Is Blue Star still as good as ever?
I've been reading the "Which range is best: Wolf, Viking, or DCS?" thread. It was begun several years ago. Now that it's 2012 (yikes! 2012?) are you still thrilled with your Blue Star ranges? I'm remodeling and need to get a range - too small a kitchen for cooktop + wall oven - and am looking at Wolf, Thermador, Capital and Blue Star so far, though I haven't seen a Blue Star in person, yet. According to many posts, Blue Star seems to be the best bet. But that was 4 years ago. Still?
We have no regrets in our purchase of the BS range. Is it as good as ever? Ours is and still no problems. As for the newer models I cannot say. I would guess that as the BS evolves, it will be refined. I cannot see where it will be outfitted with fancy electronics, timers and the like nor with a built in rotisserie. I think it will remain a basic, no frills range. I was actually surprised when they offered it in colors. So, yes, we are still thrilled with our purchase and don't care how much greener the grass is on the other side of the fence (if there actually is any greener grass).
Yes. Ours is 6 years old and change (built in '05, installed in '06). I've replaced the oven thermostat (~2 years ago) and the spark modules and igniters (almost a year ago). I was surprised when the thermostat died, but the igniters had rusted and probably helped the module fail. I put in a different style of igniter, used by Viking, that isn't open at the top where water can get in and lead to rust. Seems good so far.
Never had any door issues- I've always had the impression that these were only on the 30" ranges (we have a 36"). The Chowpup was a year old when we put the range in, and has made it thus far without any hot-front related injuries.
I think it was the same price or a little more than an all-gas Wolf when we got it. Not sure about now. It was worth it for the simplicity (I installed and have done all the repairs). Also just love the burner design and the fact that the oven holds full-size sheet pans (for the couple times a year we bake that much at once).
I'd definitely look at all the options- the Capital Culinarian is the range du jour. But now that there are starting to be a decent number of them installed, you see some complaints popping up.
We just went through the same thing. After reading tons of reviews I knew I wanted a BlueStar. It seemed like it had the best reviews and I found a model at Costco for a very good price. However, after seeing BlueStar in person I knew right away that it wasn't for me.

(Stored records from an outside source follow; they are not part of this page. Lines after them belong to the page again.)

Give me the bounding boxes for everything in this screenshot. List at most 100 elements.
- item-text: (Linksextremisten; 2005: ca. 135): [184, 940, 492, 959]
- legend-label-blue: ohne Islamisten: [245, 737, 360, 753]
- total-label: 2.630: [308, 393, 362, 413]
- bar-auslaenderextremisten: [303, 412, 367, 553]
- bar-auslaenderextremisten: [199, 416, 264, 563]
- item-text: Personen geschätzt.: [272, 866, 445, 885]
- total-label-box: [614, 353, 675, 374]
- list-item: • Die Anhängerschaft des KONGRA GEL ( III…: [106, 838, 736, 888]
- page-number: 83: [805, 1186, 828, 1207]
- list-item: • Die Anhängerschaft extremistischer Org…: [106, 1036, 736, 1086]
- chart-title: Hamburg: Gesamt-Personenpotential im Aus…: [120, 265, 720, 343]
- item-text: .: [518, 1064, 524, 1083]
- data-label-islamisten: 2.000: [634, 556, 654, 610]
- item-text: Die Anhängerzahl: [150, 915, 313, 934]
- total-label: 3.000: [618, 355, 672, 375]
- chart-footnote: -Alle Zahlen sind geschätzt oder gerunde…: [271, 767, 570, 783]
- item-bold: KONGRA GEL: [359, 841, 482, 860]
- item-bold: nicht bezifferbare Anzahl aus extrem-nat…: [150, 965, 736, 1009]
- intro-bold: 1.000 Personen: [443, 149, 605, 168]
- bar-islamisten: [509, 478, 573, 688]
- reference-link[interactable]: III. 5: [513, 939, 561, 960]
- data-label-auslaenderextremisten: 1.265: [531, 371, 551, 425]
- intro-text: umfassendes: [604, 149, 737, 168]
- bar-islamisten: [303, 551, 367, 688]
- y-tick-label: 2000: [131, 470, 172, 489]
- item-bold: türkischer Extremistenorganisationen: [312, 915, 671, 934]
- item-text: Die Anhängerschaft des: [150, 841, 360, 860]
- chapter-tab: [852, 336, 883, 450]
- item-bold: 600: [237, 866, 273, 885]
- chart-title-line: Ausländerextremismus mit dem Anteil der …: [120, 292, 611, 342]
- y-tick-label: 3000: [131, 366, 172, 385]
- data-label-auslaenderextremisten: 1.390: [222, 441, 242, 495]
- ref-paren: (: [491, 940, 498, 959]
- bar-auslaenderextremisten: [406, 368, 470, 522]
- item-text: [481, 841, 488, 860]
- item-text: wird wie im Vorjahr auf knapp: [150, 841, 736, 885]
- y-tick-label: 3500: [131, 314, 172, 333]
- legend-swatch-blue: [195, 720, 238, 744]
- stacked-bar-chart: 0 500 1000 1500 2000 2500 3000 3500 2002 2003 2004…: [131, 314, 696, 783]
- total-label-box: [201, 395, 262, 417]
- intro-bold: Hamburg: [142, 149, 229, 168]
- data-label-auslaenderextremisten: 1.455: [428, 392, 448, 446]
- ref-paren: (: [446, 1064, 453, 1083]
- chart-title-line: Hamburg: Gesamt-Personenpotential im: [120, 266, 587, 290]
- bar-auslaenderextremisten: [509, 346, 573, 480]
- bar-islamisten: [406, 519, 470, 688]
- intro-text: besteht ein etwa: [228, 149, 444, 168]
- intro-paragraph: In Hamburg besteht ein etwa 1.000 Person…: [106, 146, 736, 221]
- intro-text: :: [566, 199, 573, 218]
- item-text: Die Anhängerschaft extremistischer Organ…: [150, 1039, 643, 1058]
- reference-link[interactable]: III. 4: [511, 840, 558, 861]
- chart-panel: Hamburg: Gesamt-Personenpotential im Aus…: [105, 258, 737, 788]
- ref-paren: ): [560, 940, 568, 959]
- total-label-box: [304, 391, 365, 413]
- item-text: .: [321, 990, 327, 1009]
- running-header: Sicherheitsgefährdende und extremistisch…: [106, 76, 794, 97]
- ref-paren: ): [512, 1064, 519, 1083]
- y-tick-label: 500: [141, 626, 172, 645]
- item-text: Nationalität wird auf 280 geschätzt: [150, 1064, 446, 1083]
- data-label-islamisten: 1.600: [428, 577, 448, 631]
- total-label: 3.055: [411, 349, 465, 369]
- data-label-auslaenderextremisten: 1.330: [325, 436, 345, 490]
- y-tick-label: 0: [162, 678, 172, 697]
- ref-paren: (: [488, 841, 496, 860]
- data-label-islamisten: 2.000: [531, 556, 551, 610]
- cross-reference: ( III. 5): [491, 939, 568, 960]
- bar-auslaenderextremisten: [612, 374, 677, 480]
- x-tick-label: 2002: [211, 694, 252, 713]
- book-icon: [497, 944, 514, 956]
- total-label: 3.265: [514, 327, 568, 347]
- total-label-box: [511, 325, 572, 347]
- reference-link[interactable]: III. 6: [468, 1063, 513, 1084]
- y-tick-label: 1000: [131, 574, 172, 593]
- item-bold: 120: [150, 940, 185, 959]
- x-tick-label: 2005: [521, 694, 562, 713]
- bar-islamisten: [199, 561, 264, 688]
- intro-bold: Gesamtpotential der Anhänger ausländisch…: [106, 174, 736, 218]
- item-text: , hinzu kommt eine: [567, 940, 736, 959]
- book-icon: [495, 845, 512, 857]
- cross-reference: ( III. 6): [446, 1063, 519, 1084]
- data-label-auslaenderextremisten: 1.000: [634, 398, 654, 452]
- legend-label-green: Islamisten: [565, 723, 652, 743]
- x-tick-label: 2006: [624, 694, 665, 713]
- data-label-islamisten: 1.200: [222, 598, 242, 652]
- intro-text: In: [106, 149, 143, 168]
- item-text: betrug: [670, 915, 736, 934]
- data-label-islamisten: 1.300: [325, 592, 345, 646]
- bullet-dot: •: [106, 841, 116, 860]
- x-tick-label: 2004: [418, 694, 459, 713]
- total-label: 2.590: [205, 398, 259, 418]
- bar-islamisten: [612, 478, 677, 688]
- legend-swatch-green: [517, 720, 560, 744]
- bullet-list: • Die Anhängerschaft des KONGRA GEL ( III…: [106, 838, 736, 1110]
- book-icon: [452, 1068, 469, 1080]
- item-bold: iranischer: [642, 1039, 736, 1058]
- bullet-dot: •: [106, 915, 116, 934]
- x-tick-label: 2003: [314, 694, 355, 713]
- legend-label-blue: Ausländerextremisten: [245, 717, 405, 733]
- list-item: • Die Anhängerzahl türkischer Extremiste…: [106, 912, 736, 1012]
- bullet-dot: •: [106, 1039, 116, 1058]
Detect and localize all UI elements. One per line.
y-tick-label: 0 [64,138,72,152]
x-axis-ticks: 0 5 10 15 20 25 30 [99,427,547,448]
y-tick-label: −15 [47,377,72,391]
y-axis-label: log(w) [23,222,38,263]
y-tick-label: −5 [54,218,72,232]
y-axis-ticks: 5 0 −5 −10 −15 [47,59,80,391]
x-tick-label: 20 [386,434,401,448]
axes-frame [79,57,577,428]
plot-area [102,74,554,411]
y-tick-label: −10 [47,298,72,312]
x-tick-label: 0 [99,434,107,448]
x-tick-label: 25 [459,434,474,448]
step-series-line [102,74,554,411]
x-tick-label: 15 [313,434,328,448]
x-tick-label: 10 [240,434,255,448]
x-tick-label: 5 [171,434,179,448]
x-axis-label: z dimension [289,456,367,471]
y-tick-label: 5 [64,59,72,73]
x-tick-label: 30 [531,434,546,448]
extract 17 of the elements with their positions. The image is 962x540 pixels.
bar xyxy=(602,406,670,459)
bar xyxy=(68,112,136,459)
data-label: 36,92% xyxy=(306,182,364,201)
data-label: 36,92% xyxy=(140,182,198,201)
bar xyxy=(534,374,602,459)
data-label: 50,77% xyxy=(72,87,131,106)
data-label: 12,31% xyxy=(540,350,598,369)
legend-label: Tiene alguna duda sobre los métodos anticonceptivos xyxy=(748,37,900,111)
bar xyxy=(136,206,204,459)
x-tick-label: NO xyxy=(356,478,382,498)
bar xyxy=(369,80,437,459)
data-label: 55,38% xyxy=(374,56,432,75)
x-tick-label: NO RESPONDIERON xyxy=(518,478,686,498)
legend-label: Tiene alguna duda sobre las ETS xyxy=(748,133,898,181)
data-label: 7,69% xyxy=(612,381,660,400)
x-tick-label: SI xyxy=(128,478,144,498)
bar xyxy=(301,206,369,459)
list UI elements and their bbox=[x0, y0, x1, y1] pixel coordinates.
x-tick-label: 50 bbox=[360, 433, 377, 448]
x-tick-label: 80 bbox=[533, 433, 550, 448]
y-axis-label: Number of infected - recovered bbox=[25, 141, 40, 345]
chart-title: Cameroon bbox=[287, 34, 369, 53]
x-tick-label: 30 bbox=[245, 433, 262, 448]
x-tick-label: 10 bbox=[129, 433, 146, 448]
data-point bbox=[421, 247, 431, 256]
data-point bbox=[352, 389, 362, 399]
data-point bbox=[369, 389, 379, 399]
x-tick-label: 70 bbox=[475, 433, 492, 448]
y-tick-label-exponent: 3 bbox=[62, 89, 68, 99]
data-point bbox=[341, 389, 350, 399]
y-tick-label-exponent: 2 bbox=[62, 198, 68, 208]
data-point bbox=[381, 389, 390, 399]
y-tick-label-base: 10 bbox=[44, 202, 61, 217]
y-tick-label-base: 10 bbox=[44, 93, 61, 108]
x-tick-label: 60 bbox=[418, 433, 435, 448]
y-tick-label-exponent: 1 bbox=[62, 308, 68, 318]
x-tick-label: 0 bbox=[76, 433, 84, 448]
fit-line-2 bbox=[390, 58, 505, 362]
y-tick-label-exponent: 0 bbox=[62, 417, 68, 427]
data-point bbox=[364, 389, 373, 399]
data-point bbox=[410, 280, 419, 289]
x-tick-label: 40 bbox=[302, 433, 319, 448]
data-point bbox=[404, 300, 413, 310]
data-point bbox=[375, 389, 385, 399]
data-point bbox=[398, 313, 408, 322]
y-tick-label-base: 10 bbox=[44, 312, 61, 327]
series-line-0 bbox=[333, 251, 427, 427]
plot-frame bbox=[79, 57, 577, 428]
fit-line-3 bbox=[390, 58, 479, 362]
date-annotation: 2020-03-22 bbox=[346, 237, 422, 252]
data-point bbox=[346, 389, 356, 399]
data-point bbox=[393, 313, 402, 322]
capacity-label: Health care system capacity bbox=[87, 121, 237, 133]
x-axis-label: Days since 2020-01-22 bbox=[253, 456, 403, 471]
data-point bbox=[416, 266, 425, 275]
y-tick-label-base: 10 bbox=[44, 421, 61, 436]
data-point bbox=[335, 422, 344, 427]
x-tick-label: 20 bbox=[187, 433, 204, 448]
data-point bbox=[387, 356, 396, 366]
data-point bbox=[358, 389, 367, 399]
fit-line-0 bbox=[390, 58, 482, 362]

It looked too industrial and raw and really did not feel like something I'd like to see in my kitchen every day. I consider myself a good cook, but the idea of extra BTUs didn't appeal to me as I don't do high heat cooking much.
After looking around and seriously considering Dacor and GE Monogram, I chose Wolf.
I've had a Bluestar 36" 6 burner range since october 2010.
It's a great piece of equipment and as close as you can get to a commercial range in your residential kitchen.
The open burners distribute heat evenly and the range is easy to clean. Even in the event of a boil over. And I've had a few of those.
While it's not inexpensive, it was the best investment I made for my new (2010) kitchen.
It's also available in any of 190 colors for an upcharge of about $300.
Here's a shot of mine.
I am looking at a Blue Star for my commercial dye lab - I dye big pots of wool in boiling water. Sometimes the pots boil over. Another user warned that the pilot lights are finicky and might work well with that situation. I try to keep pots from doing that but they do, every so often. Will I have troubles with my burners?
By that I assume you mean flat surface? I use too many different, odd sorts of pots and commercial pans that would not translate to that system ... and that would cause me problems ... I think. I have home dyer friends who moved to that sort of "top" for home cooking and had to get rid of all their dye equipment.
FWIW, they aren't pilot lights like you'd see on a commercial stove. They're spark igniters (electrodes). If this is what you want, I'd go for it and replace them when they need replacing. The Viking ones I replaced mine with seem a lot less susceptible to problems from getting wet.
That said, if it's truly a commercial use, and you can meet the commercial requirements (clearance, fire suppression, etc), a commercial range would cost a lot less.
Will, I LOVE the way it looks! And you cabinets and your counter tops. Just like I see my new kitchen. Does your oven door get really hot? I read a review on a gas oven that the door got not enough to do some serous burning if you touched it. I really like how the oven door is black instead of stainless
We really like our new (2010) kitchen.
We were never big fans of stainless and since our kitchen was going to be black & white we went with black appliances.
The range, incidentally,is available in 190 colors for an upcharge of about $300.
The door heat problem seems to be an issue from the past.
Even then there was some controversy as to wether or not there was an actual problem, with some claiming the door was too hot and others not.
My range is a V1.
The V1 is an updated model in which Bliustar corrected the ills of the past.
If you decide on a Bluestar you'll get a V1 as they've been producing them since amout May of 2010.
So no, my oven door is fine.
It gets no more warm than any other range I've ever used.
You can find more info at the gardenweb.com appliances forum.
If you need more info from me, feel free.